Trotz der offensichtlichen Vorteile nähern sich viele Radiologen der strukturierten Befundung eher zögernd. Dafür hat der Experte folgende Erklärung: „Viele Radiologen sind es gewohnt, sich erst einmal die Bilder anzusehen. Ab der ersten Durchsicht der Bilder entsteht via Spracherkennung vom Diktat oft bereits ein erster Entwurf des Befundes, ohne sich von den Bildern abwenden zu müssen. Mit der strukturierten Befundung muss man aber nach Durchsicht der Bilder die Aufmerksamkeit auf das Template richten und die richtigen Werte eintragen – das ist für viele Radiologen ungewohnt.“ Darüber hinaus reduzieren Templates die Komplexität der Eingaben zugunsten der besseren Vergleichbarkeit der Daten: „Alles, was nicht ins Raster passt, muss im Kommentarfeld ergänzt werden. Daher entstehen in der Praxis oft Hybrid-Befunde, die sowohl konkrete Werte als auch Freitext-Kommentare beinhalten. Es gibt viele Eventualitäten, die sich allein über den strukturierten Befund kaum abbilden lassen.“ So eignet sich die Arbeit mit Templates vor allem für Screenings, bei denen es viele unauffällige Befunde gibt. Für Patienten mit komplexen Krankheitsbildern wie einer Coronavirus-Infektion war diese Art der Befundung bislang nicht ausgerichtet, so Schmidt-Thieme.

Spezifische Templates für die Befundung von COVID-19 haben die Situation mittlerweile deutlich verbessert. „Schon im Frühstadium der aktuellen Pandemie wurde die Erkrankung und ihre Auswirkungen sehr detailliert beschrieben“, so der Radiologe. Viele krankheitsrelevante Parameter sind bekannt und lassen sich über ein Template gut abbilden. So enthält die Vorlage etwa einen Wert für die Schwere und Lokalisation einer Entzündung.
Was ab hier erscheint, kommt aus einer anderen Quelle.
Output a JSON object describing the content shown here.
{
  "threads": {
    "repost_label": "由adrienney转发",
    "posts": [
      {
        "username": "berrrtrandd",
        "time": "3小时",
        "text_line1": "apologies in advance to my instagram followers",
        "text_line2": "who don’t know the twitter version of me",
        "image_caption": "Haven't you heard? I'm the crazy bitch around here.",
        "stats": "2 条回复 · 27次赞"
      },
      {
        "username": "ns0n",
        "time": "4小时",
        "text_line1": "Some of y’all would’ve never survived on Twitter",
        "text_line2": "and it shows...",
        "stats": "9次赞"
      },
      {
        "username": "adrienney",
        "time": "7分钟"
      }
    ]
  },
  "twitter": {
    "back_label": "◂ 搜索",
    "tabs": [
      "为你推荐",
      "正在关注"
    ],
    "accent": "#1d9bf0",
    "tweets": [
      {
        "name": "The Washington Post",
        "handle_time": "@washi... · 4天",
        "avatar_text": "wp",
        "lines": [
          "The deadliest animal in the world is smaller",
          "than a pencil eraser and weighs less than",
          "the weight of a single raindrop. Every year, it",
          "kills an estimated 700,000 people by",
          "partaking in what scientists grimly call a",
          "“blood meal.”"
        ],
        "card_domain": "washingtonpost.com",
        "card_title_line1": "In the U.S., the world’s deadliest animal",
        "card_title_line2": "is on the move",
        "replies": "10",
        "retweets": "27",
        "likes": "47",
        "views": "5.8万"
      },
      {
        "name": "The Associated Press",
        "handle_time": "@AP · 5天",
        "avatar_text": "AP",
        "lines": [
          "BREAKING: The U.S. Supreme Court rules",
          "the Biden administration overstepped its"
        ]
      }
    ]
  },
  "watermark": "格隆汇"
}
Aus diesen Zahlenwerten wird eine grafische Präsentation der Lunge generiert, die auf den ersten Blick erkennen lässt, welche Bereiche am stärksten von der Infektion betroffen sind. „Da die COVID-Forschung laufend neue Erkenntnisse liefert, ergänzen wir die strukturierten Werte durch individuelle Ergänzungen im Kommentarfeld.“

Vorteil (auch) für die Forschung

Dieses Vorgehen bedeutet kurzfristig zusätzliche Arbeit für den Befunder; die dermaßen gewonnenen Daten sind für die Forschung jedoch von großem Wert, betont Schmidt-Thieme. „Beispielsweise kristallisiert sich allmählich heraus, welche Art der Lungenentzündung typisch für eine COVID-19-Erkrankung ist – und welche nicht. Das ist eine Information, die auch für den Kliniker relevant ist.“ In der Praxis spielen darüber hinaus Komplikationen eine Rolle, zum Beispiel eine bakterielle Superinfektion zusätzlich zur bestehenden COVID-19-Infektion.

Hier bietet das COVID-Template den behandelnden Ärzten einen Mehrwert, denn mit einem Klick lassen sich Nebenbefunde aufrufen, erläutert der Radiologe – unter anderem Pleuraergüsse, Veränderungen an den Lymphknoten oder eine Minderbelüftung der Lunge.

Der Umstieg auf die strukturierte Befundung bedeutet in vielen Fällen einen Abschied von der bisherigen Routine, „allerdings bringt das System viele Vorteile mit sich, so dass unterm Strich alle zufrieden sind“, zieht Schmidt-Thieme ein positives Fazit. „Vor allem in der Forschung bringt uns dieses Vorgehen voran, da die Vergleichbarkeit von Daten hier essenziell ist – das kann ein Befund im Freitext nicht leisten.“

 

Dr. Till Schmidt-Thieme ist Facharzt für Radiologie und Oberarzt der Abteilung für Radiologie und Nuklearmedizin am Robert-Bosch-Krankenhaus in Stuttgart. Er ist Mitglied zahlreicher radiologischer Fachgesellschaften, darunter der Deutschen Röntgengesellschaft (DRG), der Deutschen Gesellschaft für Interventionelle Radiologie (DeGIR) und der European Society of Radiology (ESR).